Under CAATSA, the US president is authorised to suspend export licences for weapons and ban US investment in equity or debt. Apart from India, UAE and Saudi Arabia could also be in the crosshairs. 

According to Laxman Behera and G Balachandran of Institute for Defence Studies and Analyses, New Delhi, the bulk of the potent weapons in India’s arsenal are of Soviet or Russian origin. The nuclear submarine INS Chakra, the Kilo-class conventional submarine, the supersonic Brahmos cruise missile, the MiG fighter aircraft and Su-30 MKI fighters, IL-76/78 transport planes, T-72 and T-90 tanks, Mi-series of helicopters and Vikramaditya aircraft carrier are all sourced from Russia. Naturally, it would make more sense to go along with the arms deals with Russia. 

The writers point out that as per the Union Ministry of Defence’s existing Guidelines on Penalties in Business Dealings with Entities, reneging of contractual obligations will attract either suspension or ban of the concerned companies. India also depends on Russia for spare parts for the weapons and systems already bought from it. This is an additional reason to continue defence deals with Russia. 

If the US applies sanctions under CAATSA, India  may not get weapons like Predator drones, but those are weapons for which India can find alternatives in the global market. 

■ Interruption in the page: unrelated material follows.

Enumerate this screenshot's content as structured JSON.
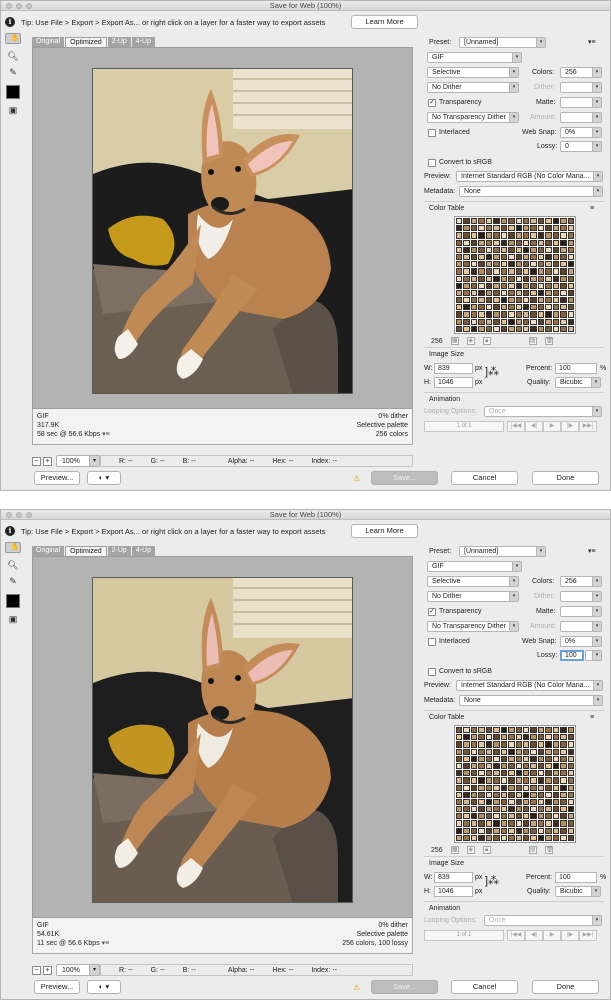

Keeping India in mind as an example, countries threatened with sanctions under CAATSA may not be willing to change their decisions to deal with Russia. These countries may decide not to buy weapons from the US, and instead, buy more from Russia and other countries. In the wake of CAATSA, officials in Turkey have said they will look for fighter jets from other countries. Relations between Turkey and the US are already strained over a number of issues. Thus, the US could end up losing access to weapon markets in some cases and thus benefiting Russia, thanks to CAATSA. 

The law seems to be ill conceived and drafted in a hurry under the heat of the US-Russia cold war, without going through all possible consequences. CAATSA is likely to put under question the reliability of the US as a weapons supplier. India may like to be cautious while issuing multi-billion dollar arms tenders to countries that are perceived as unreliable. There is a solution. The US could exercise a waiver on grounds of national security and exempt India from sanctions under CAATSA. One hopes better sense will prevail with a major partnership at stake. But for the moment, wait and watch are the key words.